Chain Migration of the Dibben Family Part III: Walter Dibben (1860-1899)

SS Servia (1881):
Considered the first “modern” ocean liner –
Library of Congress

Walter Dibben was the 8th child of Reuben and Mary Ann Boiling Dibben. He was born in January 1860.

(Reminder about the English Dibben Family – Reuben and Mary Ann (Boiling) Dibben’s children who made it to adulthood: John, George, Mary Ann, James Clark, Alfred, Richard, Edwin, Walter, Frederick, Francis and Wilfred)

I have found Walter in the 1861 and 1871 English census records living with his parents. I have not found him in the 1881 census but he showed up in ship immigration records arriving in New York on the SS Servia on Jun 11, 1888. He was 27 years old and was a blacksmith like his father and brothers. He planned on going to Illinois – undoubtedly to join his brothers working at the steel mill.

Walter Dibben Immigration 1888 –
Ancestry.com

I have not found any records of him arriving in Chicago and what he did until 1891. The city directories are not perfect and there was so much influx of new immigrants to Chicago, they did not always catch everyone at home to get their information. The absence of the 1890 US census is an obvious gap.

What I have been able to find out: he married Mary Ann Latham on November 26, 1891.

Walter Dibben and Mary Ann Latham Marriage – 1891
Chicago, IL

They had a little boy named Walter Thomas Dibben on 29 March 1893.

Walter Thomas Birth Record 1893 –
Illinois, Cook County, Birth Certificates, 1871-1940,” database, FamilySearch (https://familysearch.org/ark:/61903/1:1:NQTV-T5P : 18 May 2016), Walter Thomas Dibben, 29 Mar 1893; Chicago, Cook, Illinois, United States, reference/certificate 3464, Cook County Clerk, Cook County Courthouse, Chicago; FHL microfilm 1,287,939.

They are not listed in the city directories until 1896 and 1896 when Walter is living with his brother Alfred at 9120 Superior Ave. Was he living with his wife and son? Maybe. It is difficult to know.

Alfred and Walter Dibben 1896 Chicago City Directory – Fold3.com

In the 1900 Census, Mary Ann (listed incorrectly as “Margaret”) and her son Walter Thomas are living with her family the Lathams. I wasn’t able to find Walter Sr. in the census.

Walter Thomas Dibben 1900 Census –
Ancestry.com

What happened to Walter after 1897 when he disappears from the city directories again?  I couldn’t find a death certificate in Chicago. But I did find a death record in England on April 4, 1899:

Walter Dibben Death Record April 4, 1899 –
Permission to reproduce when Crown Copyright acknowledged

He must have returned to England sometime between 1897 and 1899. I suspect he was very sick with diabetes (his primary cause of death.) There was plenty of work in Chicago, so he didn’t return to England for work. Was his marriage over? Was he unable to take care of them because of his diabetes? Working at the steel mill was brutal work and if one had a chronic disease, it would be more wearing on the body than for others. Some things we will never know. I hate that.

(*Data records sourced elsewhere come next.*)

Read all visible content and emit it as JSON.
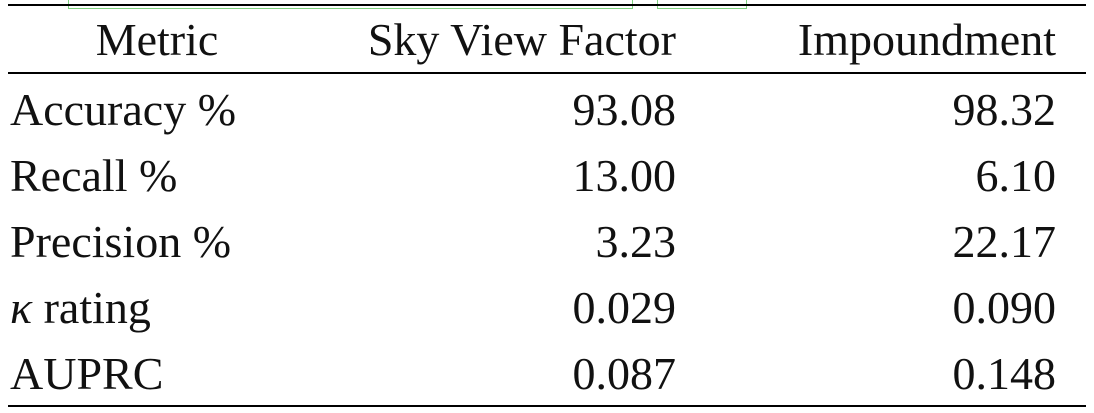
{
  "table": {
    "headers": [
      "Metric",
      "Sky View Factor",
      "Impoundment"
    ],
    "rows": [
      {
        "metric": "Accuracy %",
        "sky_view_factor": "93.08",
        "impoundment": "98.32"
      },
      {
        "metric": "Recall %",
        "sky_view_factor": "13.00",
        "impoundment": "6.10"
      },
      {
        "metric": "Precision %",
        "sky_view_factor": "3.23",
        "impoundment": "22.17"
      },
      {
        "metric_symbol": "κ",
        "metric": "rating",
        "sky_view_factor": "0.029",
        "impoundment": "0.090"
      },
      {
        "metric": "AUPRC",
        "sky_view_factor": "0.087",
        "impoundment": "0.148"
      }
    ]
  }
}
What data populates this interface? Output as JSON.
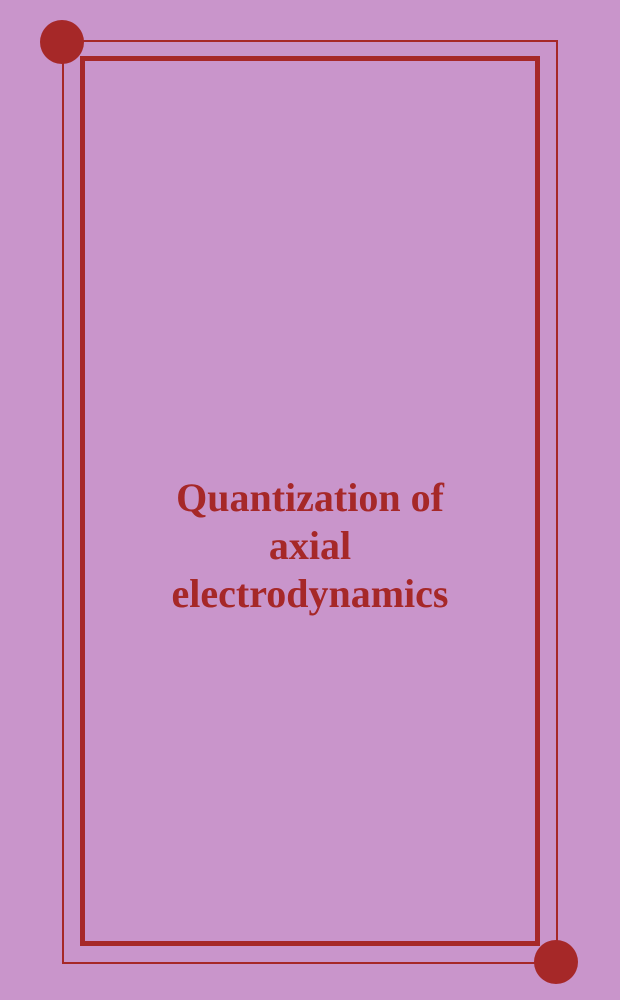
{
  "cover": {
    "title_line1": "Quantization of",
    "title_line2": "axial",
    "title_line3": "electrodynamics"
  },
  "styling": {
    "background_color": "#c995cb",
    "accent_color": "#a62828",
    "title_color": "#a62828",
    "title_fontsize": 40,
    "title_fontweight": "bold",
    "outer_border_width": 2.5,
    "inner_border_width": 5,
    "corner_dot_diameter": 44
  }
}
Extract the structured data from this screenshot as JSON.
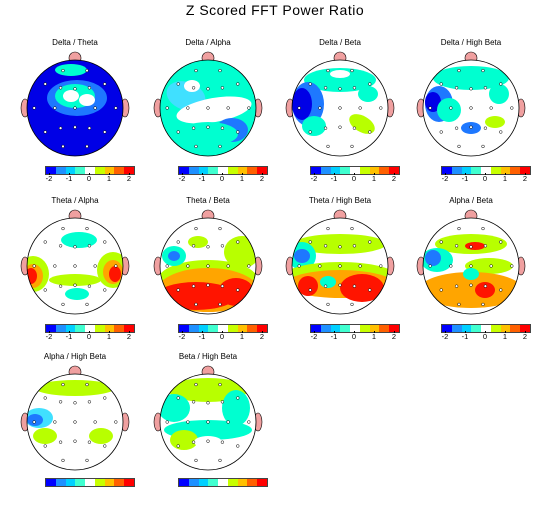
{
  "title": "Z Scored FFT Power Ratio",
  "scale": {
    "ticks": [
      "-2",
      "-1",
      "0",
      "1",
      "2"
    ],
    "colors": [
      "#0000ff",
      "#1e90ff",
      "#00d0ff",
      "#40ffd0",
      "#ffffff",
      "#c8ff00",
      "#ffc000",
      "#ff6000",
      "#ff0000"
    ]
  },
  "palette": {
    "white": "#ffffff",
    "blue": "#0000e6",
    "midblue": "#1e78ff",
    "cyan": "#00ffd0",
    "lightcyan": "#40e0ff",
    "green": "#b8ff00",
    "orange": "#ffa500",
    "red": "#ff1400",
    "ear": "#f0a0a0"
  },
  "maps": [
    {
      "label": "Delta / Theta"
    },
    {
      "label": "Delta / Alpha"
    },
    {
      "label": "Delta / Beta"
    },
    {
      "label": "Delta / High Beta"
    },
    {
      "label": "Theta / Alpha"
    },
    {
      "label": "Theta / Beta"
    },
    {
      "label": "Theta / High Beta"
    },
    {
      "label": "Alpha / Beta"
    },
    {
      "label": "Alpha / High Beta"
    },
    {
      "label": "Beta / High Beta"
    }
  ]
}
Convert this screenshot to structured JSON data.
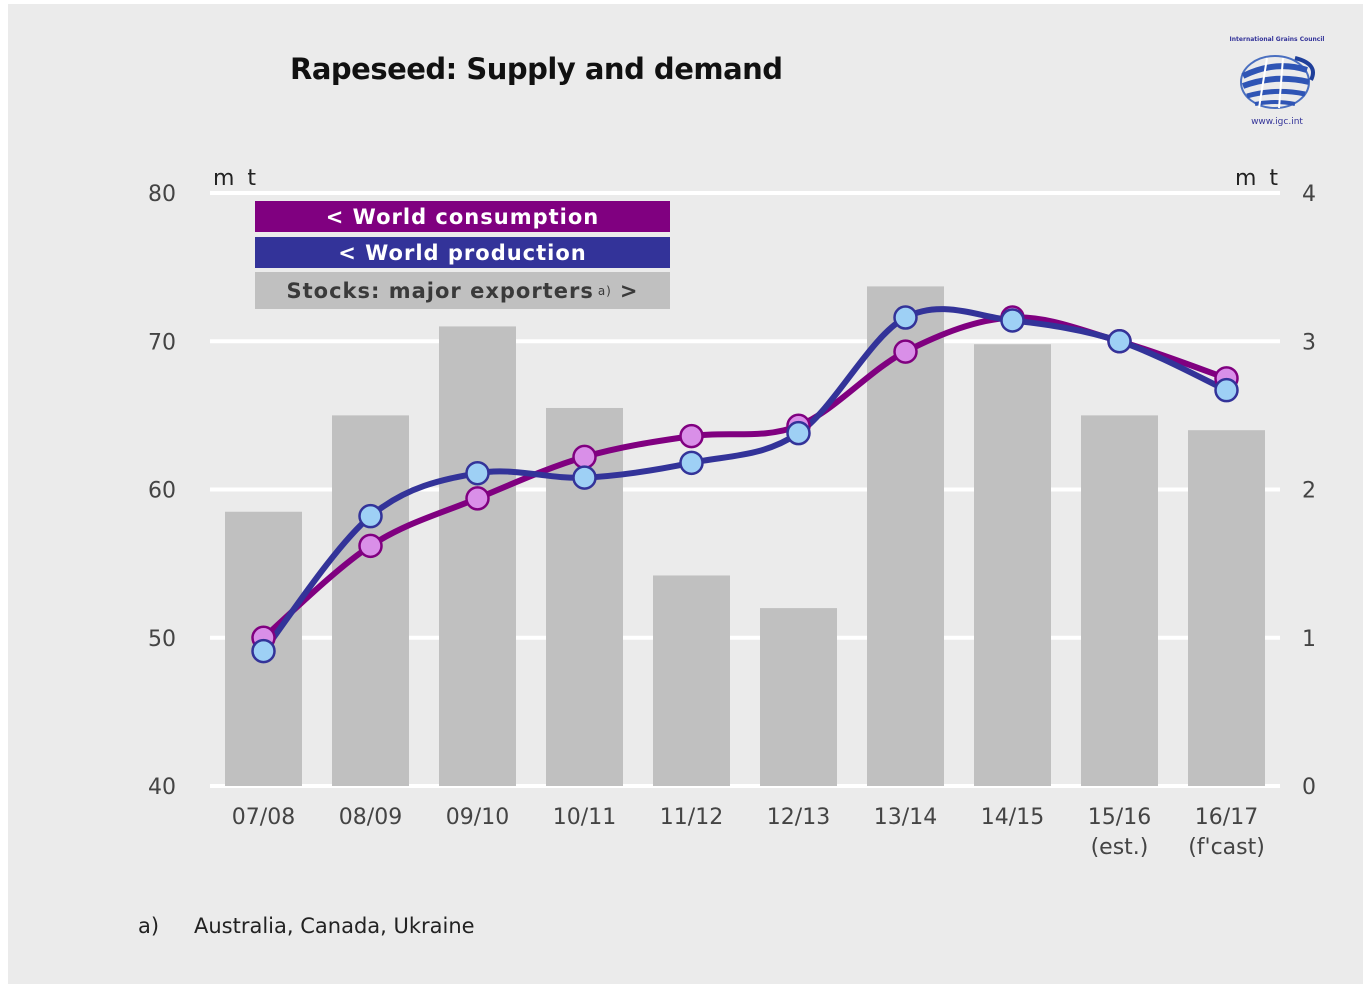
{
  "title": "Rapeseed: Supply and demand",
  "logo": {
    "org": "International Grains Council",
    "url": "www.igc.int"
  },
  "footnote": {
    "mark": "a)",
    "text": "Australia, Canada, Ukraine"
  },
  "legend": {
    "consumption": "< World consumption",
    "production": "< World production",
    "stocks": "Stocks: major exporters",
    "stocks_note": "a)",
    "stocks_arrow": ">"
  },
  "colors": {
    "background": "#ebebeb",
    "consumption": "#800080",
    "consumption_marker": "#d98fe8",
    "production": "#333399",
    "production_marker": "#9ed0f5",
    "stocks": "#c0c0c0",
    "grid": "#ffffff"
  },
  "chart_data": {
    "type": "bar",
    "categories": [
      "07/08",
      "08/09",
      "09/10",
      "10/11",
      "11/12",
      "12/13",
      "13/14",
      "14/15",
      "15/16\n(est.)",
      "16/17\n(f'cast)"
    ],
    "y_left": {
      "label": "m t",
      "min": 40,
      "max": 80,
      "ticks": [
        40,
        50,
        60,
        70,
        80
      ]
    },
    "y_right": {
      "label": "m t",
      "min": 0,
      "max": 4,
      "ticks": [
        0,
        1,
        2,
        3,
        4
      ]
    },
    "grid": true,
    "legend_position": "top-left",
    "series": [
      {
        "name": "Stocks: major exporters",
        "type": "bar",
        "axis": "right",
        "values": [
          1.85,
          2.5,
          3.1,
          2.55,
          1.42,
          1.2,
          3.37,
          2.98,
          2.5,
          2.4
        ]
      },
      {
        "name": "World consumption",
        "type": "line",
        "axis": "left",
        "values": [
          50.0,
          56.2,
          59.4,
          62.2,
          63.6,
          64.3,
          69.3,
          71.6,
          70.0,
          67.5
        ]
      },
      {
        "name": "World production",
        "type": "line",
        "axis": "left",
        "values": [
          49.1,
          58.2,
          61.1,
          60.8,
          61.8,
          63.8,
          71.6,
          71.4,
          70.0,
          66.7
        ]
      }
    ]
  }
}
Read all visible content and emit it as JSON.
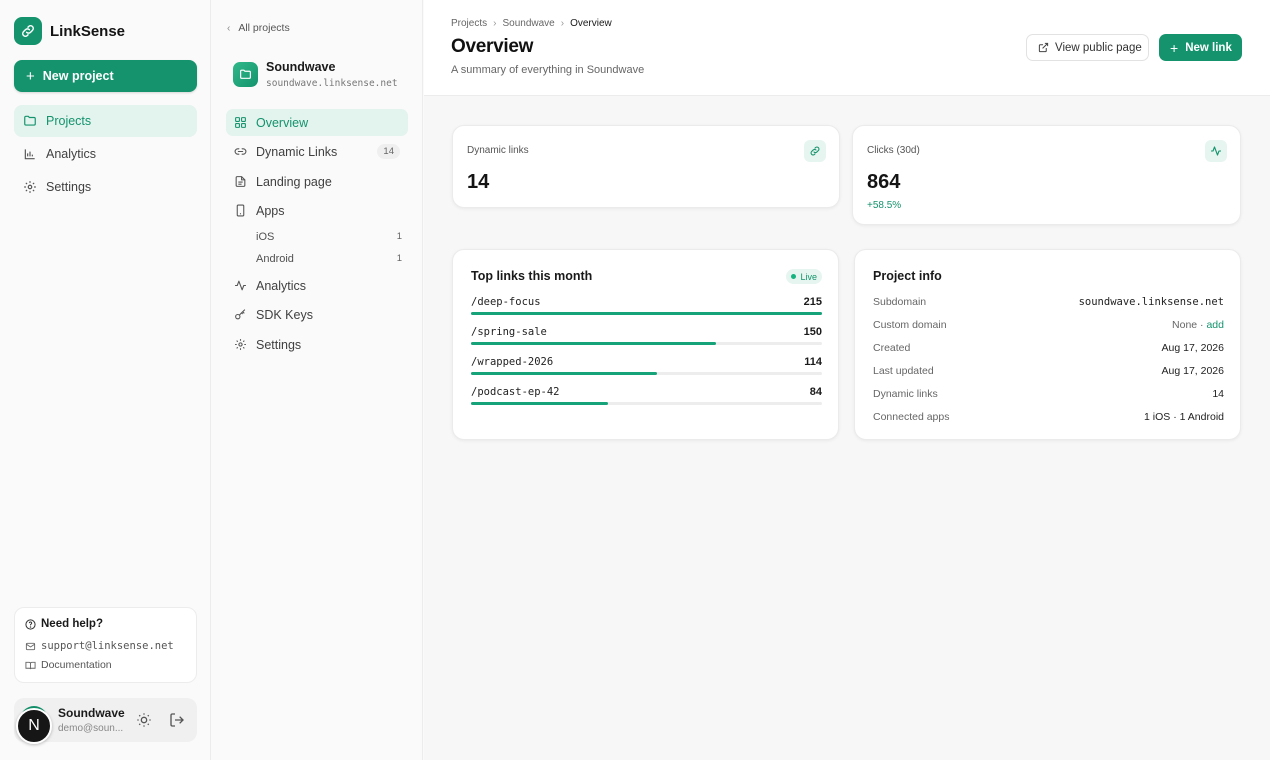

And what happens to Mary Ann and Walter Thomas? Another sad story…Walter Thomas died in 1905 at the age of 12.

Walter Thomas Dibben –
Funeral Announcement 1905

Walter Thomas is buried at Rosehill Cemetery where my 2nd Great Grandparents John and Olive Dibben are buried.  He is not at the same cemetery as the other Dibben brothers who worked in south Chicago are buried. He is not in the same cemetery as his mother Mary Ann, so I like to think maybe John paid for his nephew Walter Thomas to be buried with his family.

Mary Ann must have been terribly distraught to have lost her husband and her only child. I was happy to see that she remarried a widower John W. Leigh in 1907. He was an engineer and also worked at the steel mill. He had a son Cecil about the same age as her son Walter and hopefully being a mother to him gave her some happiness. John died in 1923 and she died in 1947. They are buried together at Oak Woods Cemetery in Chicago.

Follow-up: I am ordering the death certificate for Walter Thomas to see what he died from and I am going to check to see if they got a divorce or not. I suspect not, but I will check.

Next:  Frederick Dibben – bigamist?

Update 3/19/20 – I received the death certificate for 12-year-old Walter Thomas. He died of “uremia caused by acute nephritis – cold following tonsillitis.”  A quick “google” search gives the following information from the National Health System in the UK:  “The causes of acute nephritis in children are different compared to adults. In children, it is most commonly caused by an infection, in particular, by the streptococcus bacteria. Streptococcus is usually responsible for sore throats, but can trigger a response in the body that leads to the glomeruli being damaged.” One of the many reasons I am grateful my children were born after antibiotics were developed!

Also, there was no divorce found for Walter and Mary Ann Dibben in Chicago.